O presidente do Governo Regional dos Açores (PSD/CDS-PP/PPM), José Manuel Bolieiro, disse hoje que a região não deve “olhar para o futuro com medo”, mas antes com confiança e sentido estratégico, pois tem “razões para a ambição”.
No ano em que os Açores assinalam 50 anos de autonomia política, José Manuel Bolieiro referiu que, no futuro, “não serão apenas uma região distante e de necessidades”, mas antes “uma região central e de oportunidades”.
“Uma região que conta no país e para o país. Que conta na União Europeia e para a Europa. Que eleva o oceano a ativo estratégico no Atlântico. Que liga três continentes e uma economia global relevante. Precisamos de ter ambição. Esta é a nossa ambição”, afirmou.
O líder do executivo açoriano falava hoje na abertura da conferência “Eco Açores”, promovida pelo jornal ECO, no Teatro Micaelense, em Ponta Delgada, na ilha de São Miguel.
Na sua intervenção, disse que os Açores “não podem olhar para o futuro com medo, devem olhá-lo com confiança, com sentido estratégico”.
“Na verdade, a nossa história ensinou-nos resiliência. A nossa geografia ensinou-nos abertura cosmopolita. Eu direi que a nossa ambição nos ensinará a conquistar mais ainda”.
E prosseguiu: “A nossa autonomia política tem-nos ensinado a responsabilidade de fazer com ousadia criativa e frutuosa, pedagogia estratégica, para sermos uma oportunidade para nós próprios, para o país e para a União Europeia”.

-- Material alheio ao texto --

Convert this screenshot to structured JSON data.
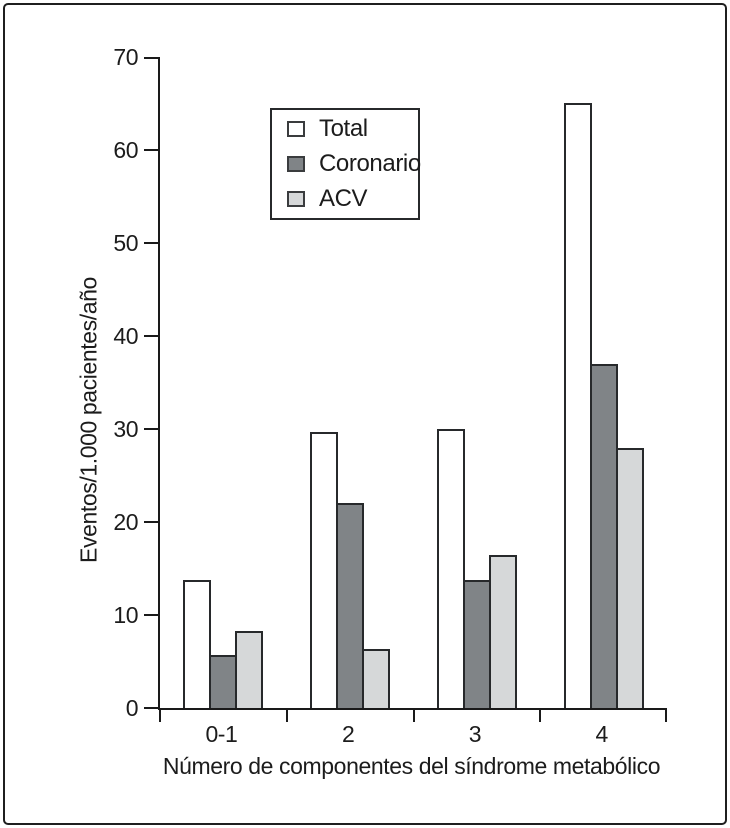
{
  "chart_data": {
    "type": "bar",
    "title": "",
    "xlabel": "Número de componentes del síndrome metabólico",
    "ylabel": "Eventos/1.000 pacientes/año",
    "categories": [
      "0-1",
      "2",
      "3",
      "4"
    ],
    "series": [
      {
        "name": "Total",
        "color": "#ffffff",
        "values": [
          13.8,
          29.7,
          30.0,
          65.0
        ]
      },
      {
        "name": "Coronario",
        "color": "#808487",
        "values": [
          5.7,
          22.0,
          13.8,
          37.0
        ]
      },
      {
        "name": "ACV",
        "color": "#d6d8d9",
        "values": [
          8.3,
          6.3,
          16.4,
          28.0
        ]
      }
    ],
    "ylim": [
      0,
      70
    ],
    "yticks": [
      0,
      10,
      20,
      30,
      40,
      50,
      60,
      70
    ],
    "grid": false,
    "legend_position": "upper-left-inside",
    "bar_outline_color": "#27292b",
    "axis_color": "#1a1a1a"
  }
}
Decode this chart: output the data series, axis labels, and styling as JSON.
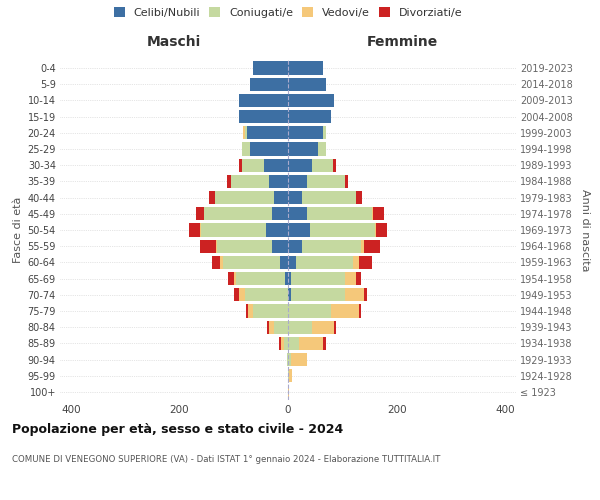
{
  "age_groups": [
    "100+",
    "95-99",
    "90-94",
    "85-89",
    "80-84",
    "75-79",
    "70-74",
    "65-69",
    "60-64",
    "55-59",
    "50-54",
    "45-49",
    "40-44",
    "35-39",
    "30-34",
    "25-29",
    "20-24",
    "15-19",
    "10-14",
    "5-9",
    "0-4"
  ],
  "birth_years": [
    "≤ 1923",
    "1924-1928",
    "1929-1933",
    "1934-1938",
    "1939-1943",
    "1944-1948",
    "1949-1953",
    "1954-1958",
    "1959-1963",
    "1964-1968",
    "1969-1973",
    "1974-1978",
    "1979-1983",
    "1984-1988",
    "1989-1993",
    "1994-1998",
    "1999-2003",
    "2004-2008",
    "2009-2013",
    "2014-2018",
    "2019-2023"
  ],
  "male_celibe": [
    0,
    0,
    0,
    0,
    0,
    0,
    0,
    5,
    15,
    30,
    40,
    30,
    25,
    35,
    45,
    70,
    75,
    90,
    90,
    70,
    65
  ],
  "male_coniugato": [
    0,
    0,
    2,
    8,
    25,
    65,
    80,
    90,
    105,
    100,
    120,
    125,
    110,
    70,
    40,
    15,
    5,
    0,
    0,
    0,
    0
  ],
  "male_vedovo": [
    0,
    0,
    0,
    5,
    10,
    8,
    10,
    5,
    5,
    3,
    3,
    0,
    0,
    0,
    0,
    0,
    2,
    0,
    0,
    0,
    0
  ],
  "male_divorziato": [
    0,
    0,
    0,
    3,
    3,
    5,
    10,
    10,
    15,
    30,
    20,
    15,
    10,
    8,
    5,
    0,
    0,
    0,
    0,
    0,
    0
  ],
  "female_celibe": [
    0,
    0,
    0,
    0,
    0,
    0,
    5,
    5,
    15,
    25,
    40,
    35,
    25,
    35,
    45,
    55,
    65,
    80,
    85,
    70,
    65
  ],
  "female_coniugata": [
    0,
    2,
    5,
    20,
    45,
    80,
    100,
    100,
    105,
    110,
    120,
    120,
    100,
    70,
    38,
    15,
    5,
    0,
    0,
    0,
    0
  ],
  "female_vedova": [
    2,
    5,
    30,
    45,
    40,
    50,
    35,
    20,
    10,
    5,
    3,
    2,
    0,
    0,
    0,
    0,
    0,
    0,
    0,
    0,
    0
  ],
  "female_divorziata": [
    0,
    0,
    0,
    5,
    3,
    5,
    5,
    10,
    25,
    30,
    20,
    20,
    12,
    5,
    5,
    0,
    0,
    0,
    0,
    0,
    0
  ],
  "color_celibe": "#3d6fa3",
  "color_coniugato": "#c5d9a0",
  "color_vedovo": "#f5c87a",
  "color_divorziato": "#cc2222",
  "title": "Popolazione per età, sesso e stato civile - 2024",
  "subtitle": "COMUNE DI VENEGONO SUPERIORE (VA) - Dati ISTAT 1° gennaio 2024 - Elaborazione TUTTITALIA.IT",
  "xlabel_left": "Maschi",
  "xlabel_right": "Femmine",
  "ylabel_left": "Fasce di età",
  "ylabel_right": "Anni di nascita",
  "xlim": 420,
  "bg_color": "#ffffff",
  "grid_color": "#cccccc",
  "legend_labels": [
    "Celibi/Nubili",
    "Coniugati/e",
    "Vedovi/e",
    "Divorziati/e"
  ]
}
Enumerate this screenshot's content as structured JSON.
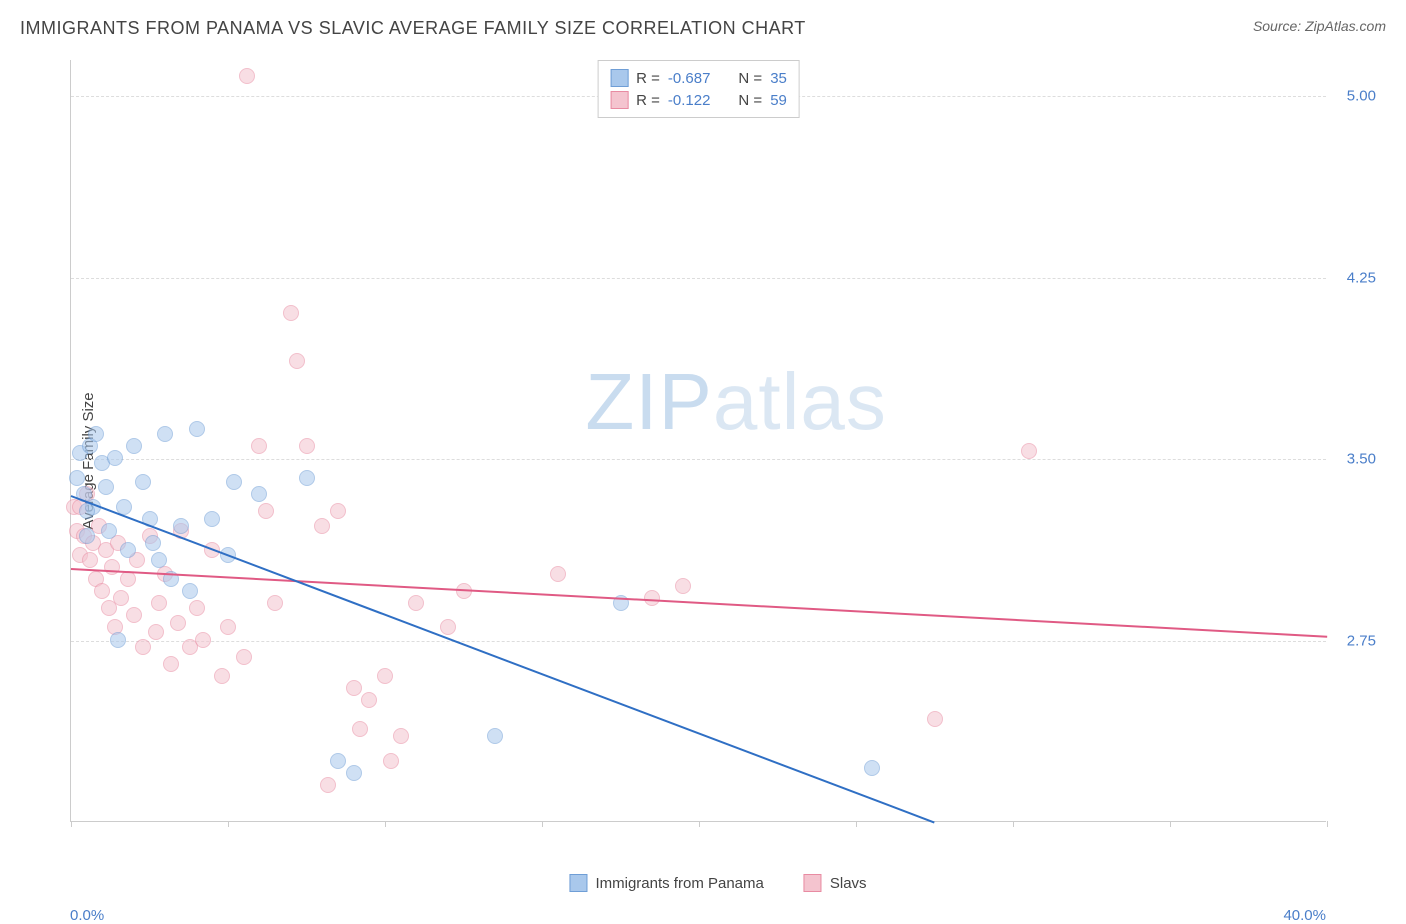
{
  "header": {
    "title": "IMMIGRANTS FROM PANAMA VS SLAVIC AVERAGE FAMILY SIZE CORRELATION CHART",
    "source_prefix": "Source: ",
    "source_name": "ZipAtlas.com"
  },
  "watermark": {
    "part1": "ZIP",
    "part2": "atlas"
  },
  "chart": {
    "type": "scatter",
    "ylabel": "Average Family Size",
    "xlim": [
      0,
      40
    ],
    "ylim": [
      2.0,
      5.15
    ],
    "yticks": [
      2.75,
      3.5,
      4.25,
      5.0
    ],
    "ytick_labels": [
      "2.75",
      "3.50",
      "4.25",
      "5.00"
    ],
    "xticks_minor": [
      0,
      5,
      10,
      15,
      20,
      25,
      30,
      35,
      40
    ],
    "xtick_labels": [
      {
        "pos": 0,
        "text": "0.0%"
      },
      {
        "pos": 40,
        "text": "40.0%"
      }
    ],
    "background_color": "#ffffff",
    "grid_color": "#dddddd",
    "axis_color": "#cccccc",
    "point_radius": 8,
    "point_opacity": 0.55,
    "series": [
      {
        "name": "Immigrants from Panama",
        "color_fill": "#a9c8ec",
        "color_stroke": "#6f9ed6",
        "R": "-0.687",
        "N": "35",
        "trend": {
          "x1": 0,
          "y1": 3.35,
          "x2": 27.5,
          "y2": 2.0,
          "color": "#2f6fc4",
          "width": 2
        },
        "points": [
          [
            0.2,
            3.42
          ],
          [
            0.3,
            3.52
          ],
          [
            0.4,
            3.35
          ],
          [
            0.5,
            3.18
          ],
          [
            0.6,
            3.55
          ],
          [
            0.7,
            3.3
          ],
          [
            0.8,
            3.6
          ],
          [
            1.0,
            3.48
          ],
          [
            1.1,
            3.38
          ],
          [
            1.2,
            3.2
          ],
          [
            1.4,
            3.5
          ],
          [
            1.5,
            2.75
          ],
          [
            1.7,
            3.3
          ],
          [
            1.8,
            3.12
          ],
          [
            2.0,
            3.55
          ],
          [
            2.3,
            3.4
          ],
          [
            2.5,
            3.25
          ],
          [
            2.6,
            3.15
          ],
          [
            2.8,
            3.08
          ],
          [
            3.0,
            3.6
          ],
          [
            3.2,
            3.0
          ],
          [
            3.5,
            3.22
          ],
          [
            3.8,
            2.95
          ],
          [
            4.0,
            3.62
          ],
          [
            4.5,
            3.25
          ],
          [
            5.0,
            3.1
          ],
          [
            5.2,
            3.4
          ],
          [
            6.0,
            3.35
          ],
          [
            7.5,
            3.42
          ],
          [
            8.5,
            2.25
          ],
          [
            9.0,
            2.2
          ],
          [
            13.5,
            2.35
          ],
          [
            17.5,
            2.9
          ],
          [
            25.5,
            2.22
          ],
          [
            0.5,
            3.28
          ]
        ]
      },
      {
        "name": "Slavs",
        "color_fill": "#f4c4cf",
        "color_stroke": "#e88ba2",
        "R": "-0.122",
        "N": "59",
        "trend": {
          "x1": 0,
          "y1": 3.05,
          "x2": 40,
          "y2": 2.77,
          "color": "#e05a84",
          "width": 2
        },
        "points": [
          [
            0.1,
            3.3
          ],
          [
            0.2,
            3.2
          ],
          [
            0.3,
            3.1
          ],
          [
            0.4,
            3.18
          ],
          [
            0.5,
            3.35
          ],
          [
            0.6,
            3.08
          ],
          [
            0.7,
            3.15
          ],
          [
            0.8,
            3.0
          ],
          [
            0.9,
            3.22
          ],
          [
            1.0,
            2.95
          ],
          [
            1.1,
            3.12
          ],
          [
            1.2,
            2.88
          ],
          [
            1.3,
            3.05
          ],
          [
            1.4,
            2.8
          ],
          [
            1.5,
            3.15
          ],
          [
            1.6,
            2.92
          ],
          [
            1.8,
            3.0
          ],
          [
            2.0,
            2.85
          ],
          [
            2.1,
            3.08
          ],
          [
            2.3,
            2.72
          ],
          [
            2.5,
            3.18
          ],
          [
            2.7,
            2.78
          ],
          [
            2.8,
            2.9
          ],
          [
            3.0,
            3.02
          ],
          [
            3.2,
            2.65
          ],
          [
            3.4,
            2.82
          ],
          [
            3.5,
            3.2
          ],
          [
            3.8,
            2.72
          ],
          [
            4.0,
            2.88
          ],
          [
            4.2,
            2.75
          ],
          [
            4.5,
            3.12
          ],
          [
            4.8,
            2.6
          ],
          [
            5.0,
            2.8
          ],
          [
            5.5,
            2.68
          ],
          [
            5.6,
            5.08
          ],
          [
            6.0,
            3.55
          ],
          [
            6.2,
            3.28
          ],
          [
            6.5,
            2.9
          ],
          [
            7.0,
            4.1
          ],
          [
            7.2,
            3.9
          ],
          [
            7.5,
            3.55
          ],
          [
            8.0,
            3.22
          ],
          [
            8.2,
            2.15
          ],
          [
            8.5,
            3.28
          ],
          [
            9.0,
            2.55
          ],
          [
            9.2,
            2.38
          ],
          [
            9.5,
            2.5
          ],
          [
            10.0,
            2.6
          ],
          [
            10.2,
            2.25
          ],
          [
            10.5,
            2.35
          ],
          [
            11.0,
            2.9
          ],
          [
            12.0,
            2.8
          ],
          [
            12.5,
            2.95
          ],
          [
            15.5,
            3.02
          ],
          [
            18.5,
            2.92
          ],
          [
            19.5,
            2.97
          ],
          [
            27.5,
            2.42
          ],
          [
            30.5,
            3.53
          ],
          [
            0.3,
            3.3
          ]
        ]
      }
    ]
  },
  "legend_bottom": [
    {
      "label": "Immigrants from Panama",
      "fill": "#a9c8ec",
      "stroke": "#6f9ed6"
    },
    {
      "label": "Slavs",
      "fill": "#f4c4cf",
      "stroke": "#e88ba2"
    }
  ]
}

Segundo Bolieiro, os Açores têm razões para a ambição em inovação institucional, em capital humano qualificado, retendo e atraindo talentos para futuro e na formação de uma consciência coletiva do valor geopolítico, geoeconómico e geoestratégico.
“Se estamos a superar os desafios que foram e são as dificuldades do passado, também podemos superar a capacitação necessária à nossa ambição coletiva de progresso convergente com o país e a União Europeia, no quadro dessas novas economias a que fiz referência”, afirmou.
Na intervenção, também referiu que no tempo atual, marcado por conflitos, instabilidade geopolítica e pressão económica à escala global, os Açores “não estiveram, não estão, nem estarão imunes”.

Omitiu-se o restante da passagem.